The present disclosure relates to a semiconductor memory device, and more particularly, to a write driving circuit.
FIG. 1 illustrates a block diagram of a conventional write driving circuit.
Referring to FIG. 1, the conventional write driving circuit includes an input buffer 100, an input latch 200, a serial-to-parallel converter 300, and a global input/output (GIO) write driver 400. The write driving circuit applied to an X16 DDR2 memory semiconductor is illustrated in FIG. 1.
The input buffer 100 (101-116) converts data signals DIN<0:15> input through data input pads into complementary metal-oxide semiconductor (CMOS) level signals. A signal WTEN enables the input buffer 100 in a write operation.
The input latch 200 (201-216) latches output signals of the input buffers 100 (101-116) according to a strobe signal (not shown).
The serial-to-parallel converter 300 (301-316) converts serial data signals having passed the input buffers 100 (101-116) and the input latches 200 (201-216) into parallel data signals. Bit data signals input on a 1-bit basis are converted into 4-bit data signals by the serial-to-parallel converter 300 (301-316).

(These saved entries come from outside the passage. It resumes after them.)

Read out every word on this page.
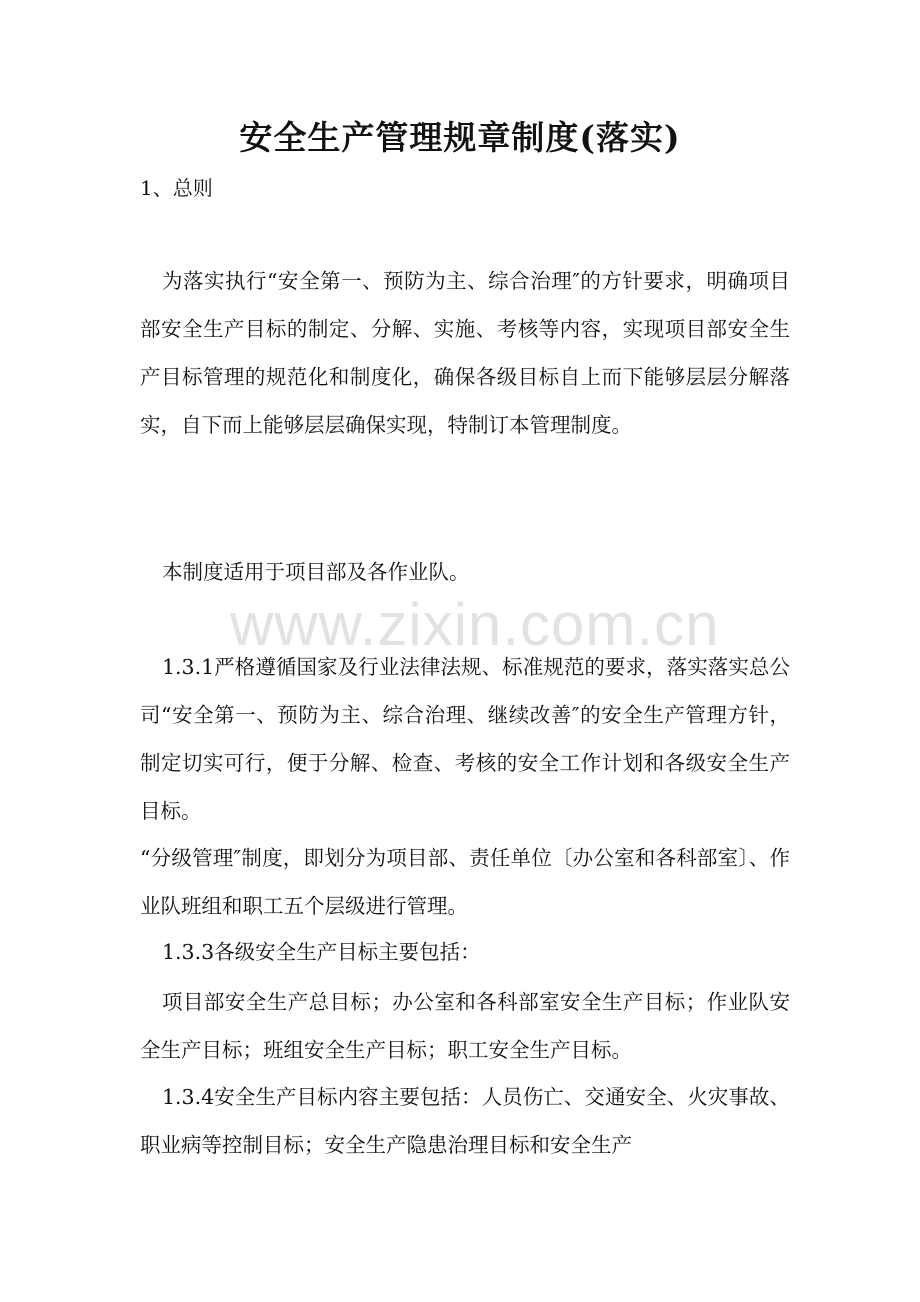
www.zixin.com.cn
安全生产管理规章制度(落实)

1、总则

为落实执行“安全第一、预防为主、综合治理″的方针要求，明确项目部安全生产目标的制定、分解、实施、考核等内容，实现项目部安全生产目标管理的规范化和制度化，确保各级目标自上而下能够层层分解落实，自下而上能够层层确保实现，特制订本管理制度。

本制度适用于项目部及各作业队。

1.3.1严格遵循国家及行业法律法规、标准规范的要求，落实落实总公司“安全第一、预防为主、综合治理、继续改善″的安全生产管理方针，制定切实可行，便于分解、检查、考核的安全工作计划和各级安全生产目标。

“分级管理″制度，即划分为项目部、责任单位〔办公室和各科部室〕、作业队班组和职工五个层级进行管理。

1.3.3各级安全生产目标主要包括：

项目部安全生产总目标；办公室和各科部室安全生产目标；作业队安全生产目标；班组安全生产目标；职工安全生产目标。

1.3.4安全生产目标内容主要包括：人员伤亡、交通安全、火灾事故、职业病等控制目标；安全生产隐患治理目标和安全生产
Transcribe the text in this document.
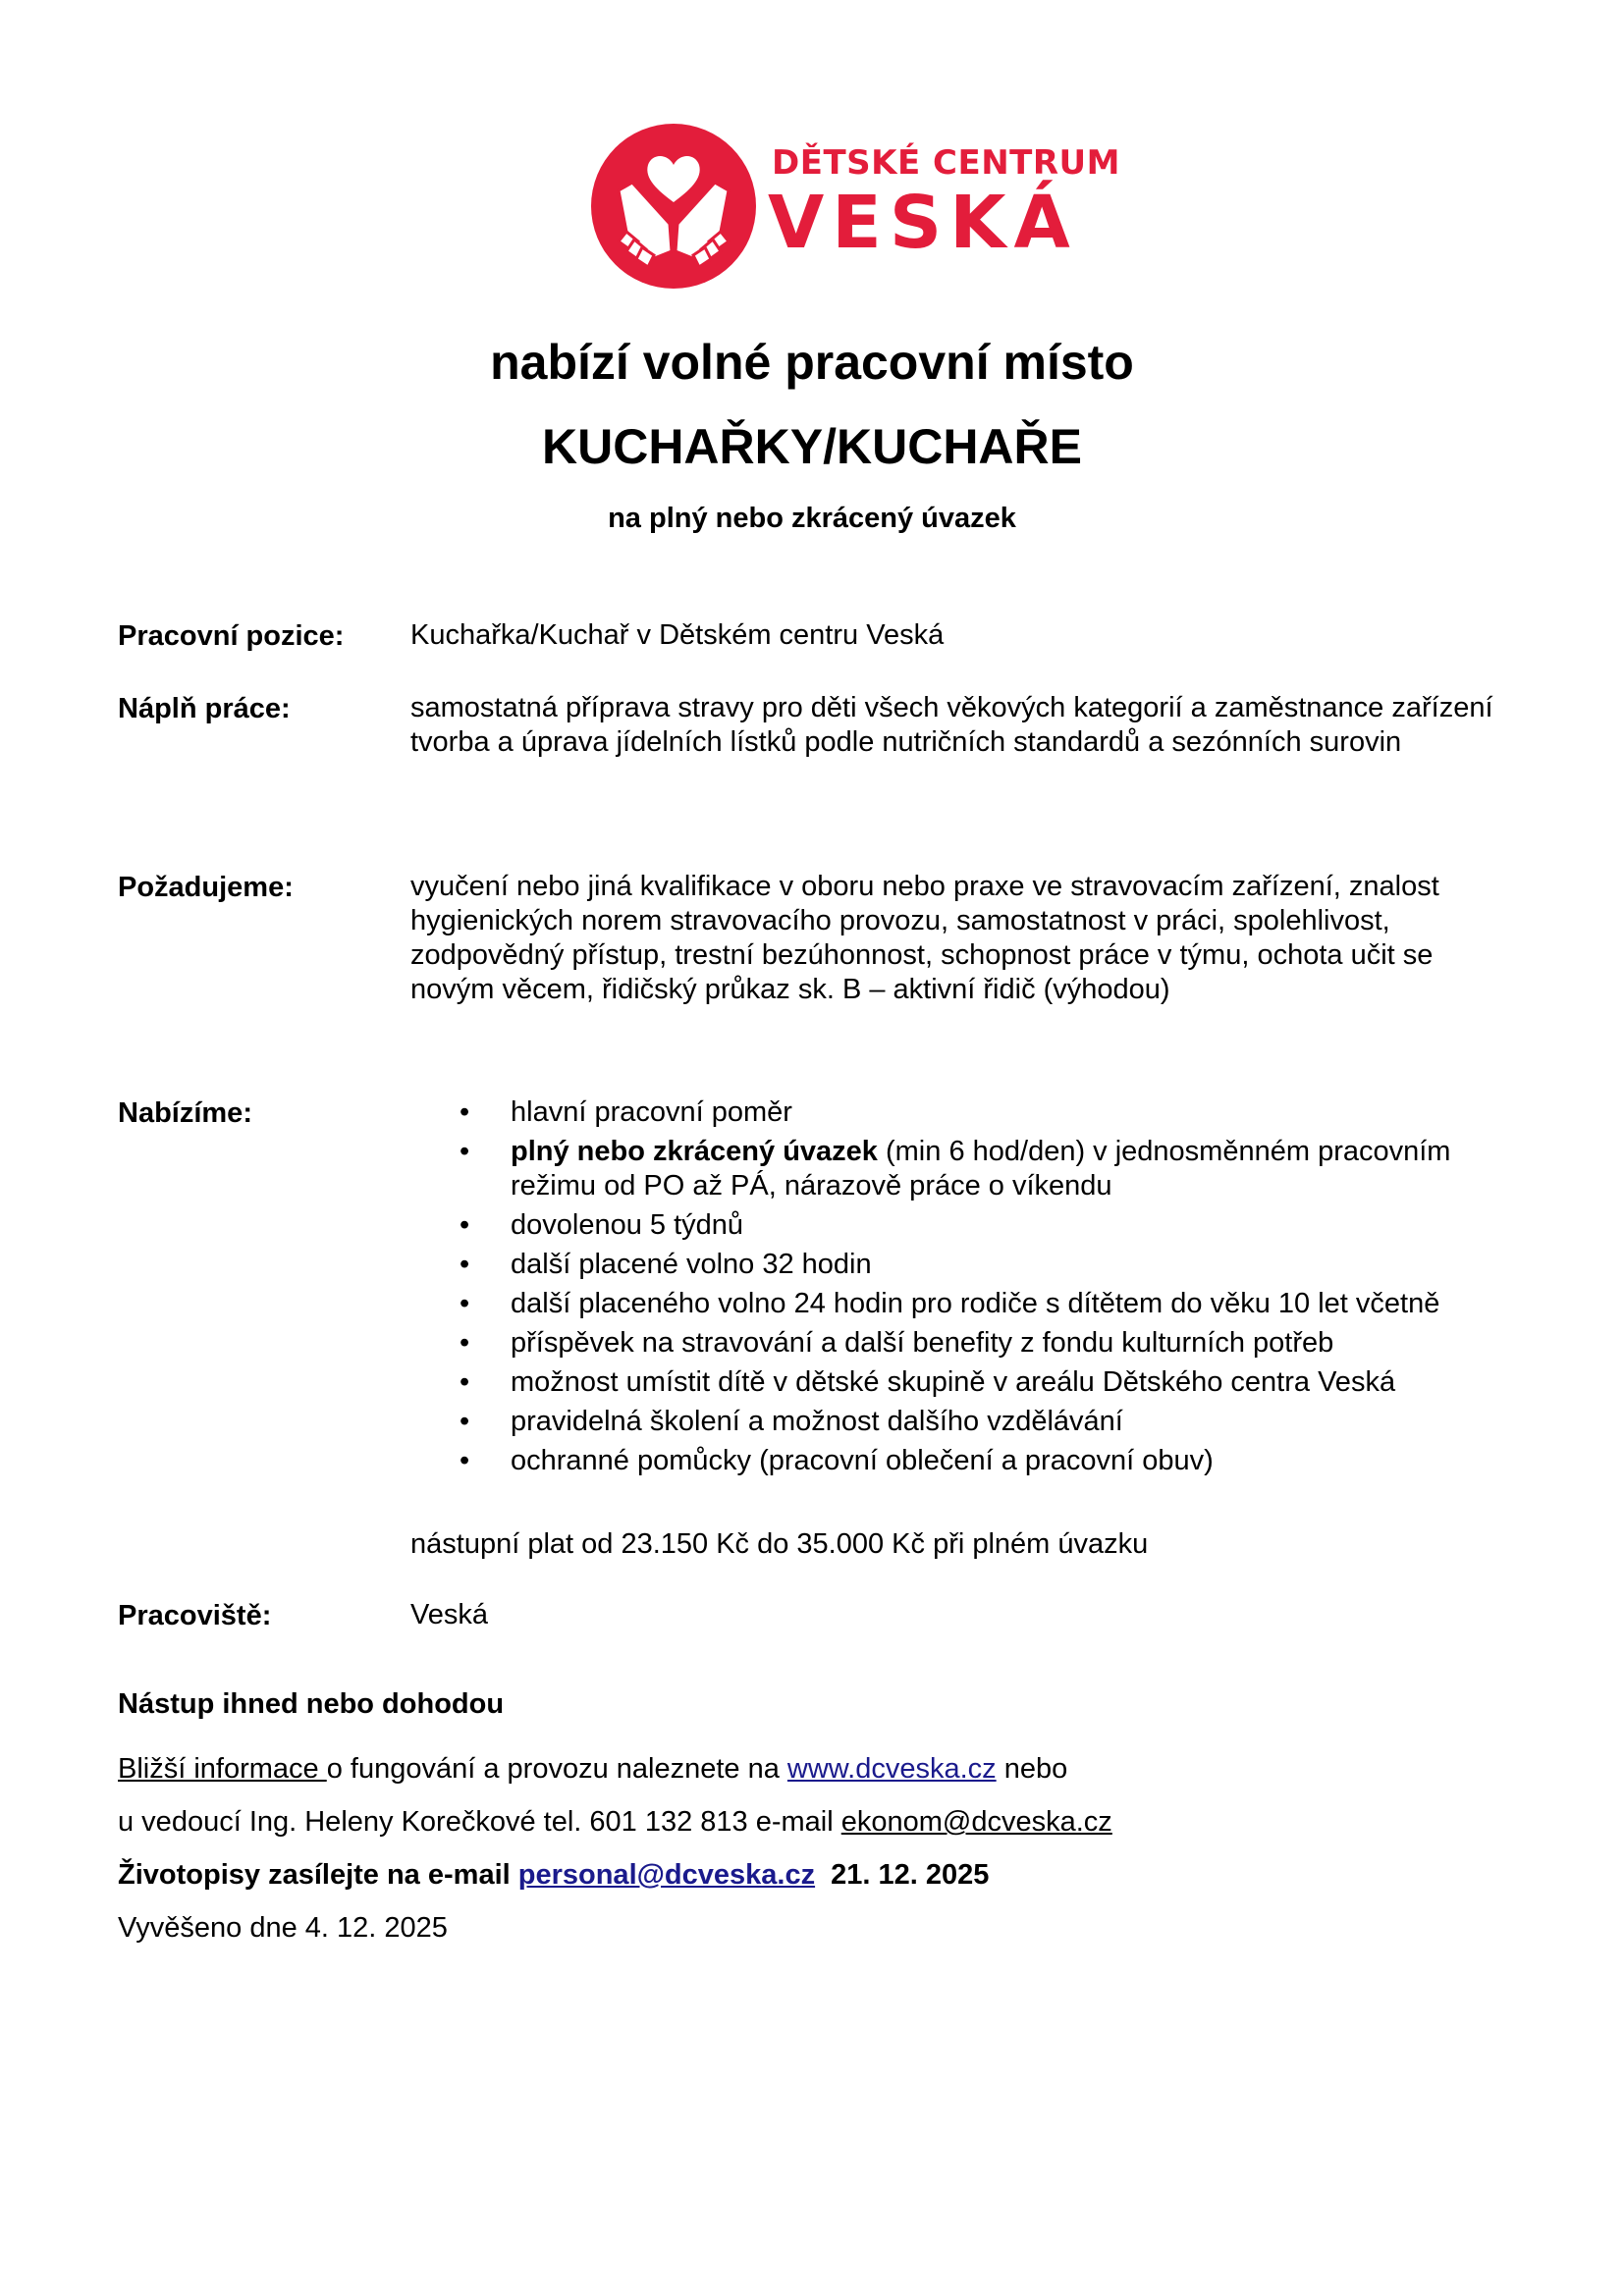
DĚTSKÉ CENTRUM
VESKÁ
nabízí volné pracovní místo
KUCHAŘKY/KUCHAŘE
na plný nebo zkrácený úvazek
Pracovní pozice: Kuchařka/Kuchař v Dětském centru Veská
Náplň práce:	samostatná příprava stravy pro děti všech věkových kategorií a zaměstnance zařízení

tvorba a úprava jídelních lístků podle nutričních standardů a sezónních surovin

Požadujeme:	vyučení nebo jiná kvalifikace v oboru nebo praxe ve stravovacím zařízení, znalost hygienických norem stravovacího provozu, samostatnost v práci, spolehlivost, zodpovědný přístup, trestní bezúhonnost, schopnost práce v týmu, ochota učit se novým věcem, řidičský průkaz sk. B – aktivní řidič (výhodou)
Nabízíme:	• hlavní pracovní poměr
• plný nebo zkrácený úvazek (min 6 hod/den) v jednosměnném pracovním režimu od PO až PÁ, nárazově práce o víkendu
• dovolenou 5 týdnů
• další placené volno 32 hodin
• další placeného volno 24 hodin pro rodiče s dítětem do věku 10 let včetně
• příspěvek na stravování a další benefity z fondu kulturních potřeb
• možnost umístit dítě v dětské skupině v areálu Dětského centra Veská
• pravidelná školení a možnost dalšího vzdělávání
• ochranné pomůcky (pracovní oblečení a pracovní obuv)
nástupní plat od 23.150 Kč do 35.000 Kč při plném úvazku
Pracoviště:	Veská
Nástup ihned nebo dohodou
Bližší informace o fungování a provozu naleznete na www.dcveska.cz nebo
u vedoucí Ing. Heleny Korečkové tel. 601 132 813 e-mail ekonom@dcveska.cz
Životopisy zasílejte na e-mail personal@dcveska.cz 21. 12. 2025
Vyvěšeno dne 4. 12. 2025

The GIO write driver 400 drives GIO lines according to the input four-bit data signals.
FIG. 2 illustrates a circuit diagram for the write driver of FIG. 1. Referring to FIG. 2, a conventional write driver 400 receives four-bit data signals DINEV0, DINOD0, DINEV1 and DINOD1 output from the serial-to-parallel converter 300 to output signals GIOQ0, GIOQ1, GIOQ2 and GIOQ3.
When the signal DINEV0 has a logic high level, both inverters IV1 and IV2 output low level signals to turn on a PMOS transistor P1 and turn off a NMOS transistor N1, thereby outputting a signal GIOQ0 of a logic high level. When the signal DINEV0 has a logic low level, both the inverters IV1 and IV2 output high level signals to turn off the PMOS transistor P1 and turn on the NMOS transistor N1, thereby outputting a signal GIOQ0 of a logic low level.
The operations of inverters IV3 to IV8, PMOS transistors P2 to P4 and NMOS transistors N2 to N4 according to the signals DINOD0, DINEV1 and DINOD1 are the same as the operations of the inverters IV1 and IV2, the PMOS transistor P1 and the NMOS transistor N1 according to the signal DINEV0.
A burn-in test for a semiconductor memory is a lifetime test which is performed on a lot of chips for a long time under worst case conditions. It is generally desirable to perform a burn-in test on a lot of chips at a time so as to improve test productivity. However, in semiconductor chips using all of the sixteen data input pins, there is a limitation in testing a lot of chips using sixteen data pins at a time because a test apparatus typically has finite input and output terminals.